Fuegoleon remembered every detail with an almost cruel clarity.
He remembered the enemy—shameless, cowardly—waiting for the exact moment to strike you without warning. A coldly planned trap, perhaps by one, perhaps by two, perhaps by three. It didn't matter. In the end, the final blow came anyway. And he had no chance. None. He couldn't protect you when you needed it most.
That consumed him. It hurt. But it still hurt less than the sight of the damage left in you.
The news arrived weeks later.
You had awakened. But, unfortunately, voiceless.
The condition wasn't permanent. He knew that. Still, it would last long enough to leave your routine suspended between patience and frustration. And Fuegoleon would do everything so that you wouldn't see yourself as someone broken, diminished, different. Because that's what he did. He supported, guided, kept others standing when the world seemed to want to knock them down.
But you weren't just "the others." You were the woman beside him.
Fuegoleon listened to his own footsteps in the hallway. Firm. Controlled. But behind the impeccable discipline, there was something more. A constant, stubborn worry that refused to be silenced.
He stopped before the door and remembered what the doctor had said: "She hasn't tried to communicate with anyone since she woke up. Perhaps it will be different with you."
It was with that phrase still echoing in his mind that he reached for the doorknob.
The door opened carefully. Not out of hesitation. But out of respect.
Silence greeted him first. Then, his eyes met yours.

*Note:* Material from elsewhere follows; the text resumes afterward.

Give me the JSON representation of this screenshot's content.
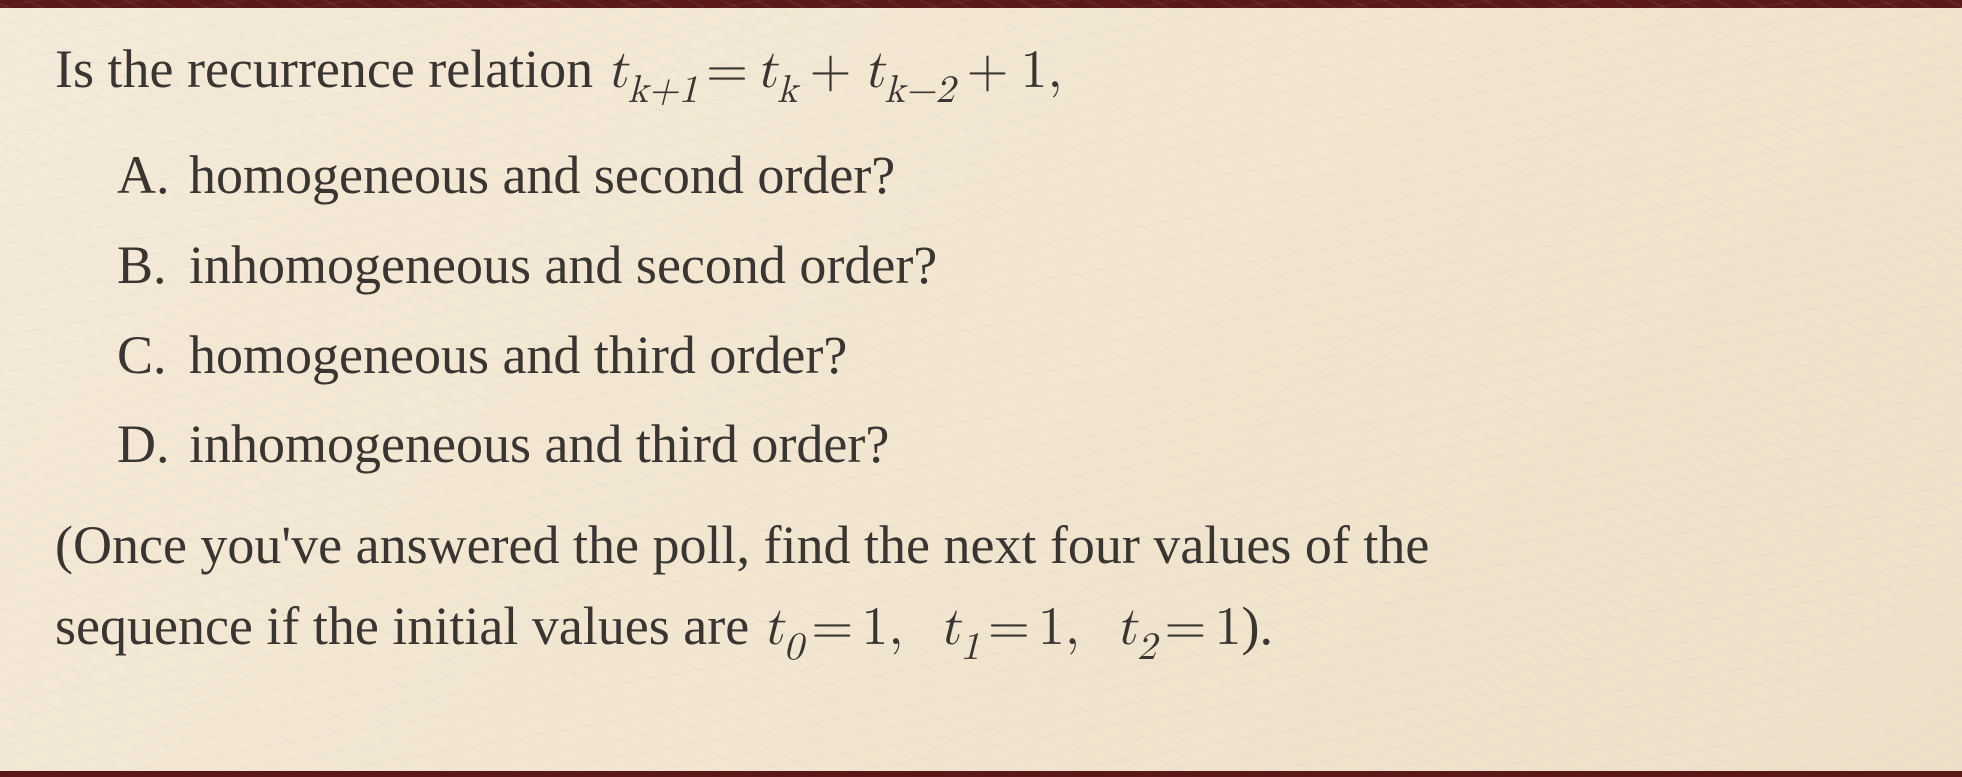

He didn't look like a captain assessing an injury, nor like someone searching for signs of improvement. It was something deeper, more human. It was the gaze of a man verifying, with a contained urgency, that you were still there.
Alive.
His breath expanded slowly, almost imperceptibly, before he finally moved to the bed. He stopped beside you. For a moment too brief, his fingers hovered in the air before touching your hand—not out of fear of you, but out of almost excessive care, as if the slightest carelessness could undo his presence.
When he finally intertwined his fingers with yours, the touch was firm. Warm. Real.
“...So this is how you greet me?” His voice came low, controlled, but not cold. There was something trapped there, something that wouldn't fully spill out. It wasn't anger. It wasn't just sadness. It was much harder to name than that. “Days unconscious... and, when you finally return...”
He tilted his face slightly, seeking your gaze without forcing anything.
“This is troublesome.”
His thumb slid slowly over your skin, in an almost involuntary gesture, almost too intimate to be thought. Then, a brief sigh escaped his nose, and, for a moment, his expression softened. A small smile—restrained, but genuine—appeared on his face.
Fuegoleon pulled up a chair and sat beside her, never letting go of her hand.
“...Don’t think you have to face this alone.”
With his other hand, he lightly touched her forehead with his index and middle fingers. There was firmness in that gesture, but also a rare tenderness.
Then he leaned in a little closer, getting to her face level.
“If you’ve lost your voice… then fight until you get it back, little fire.”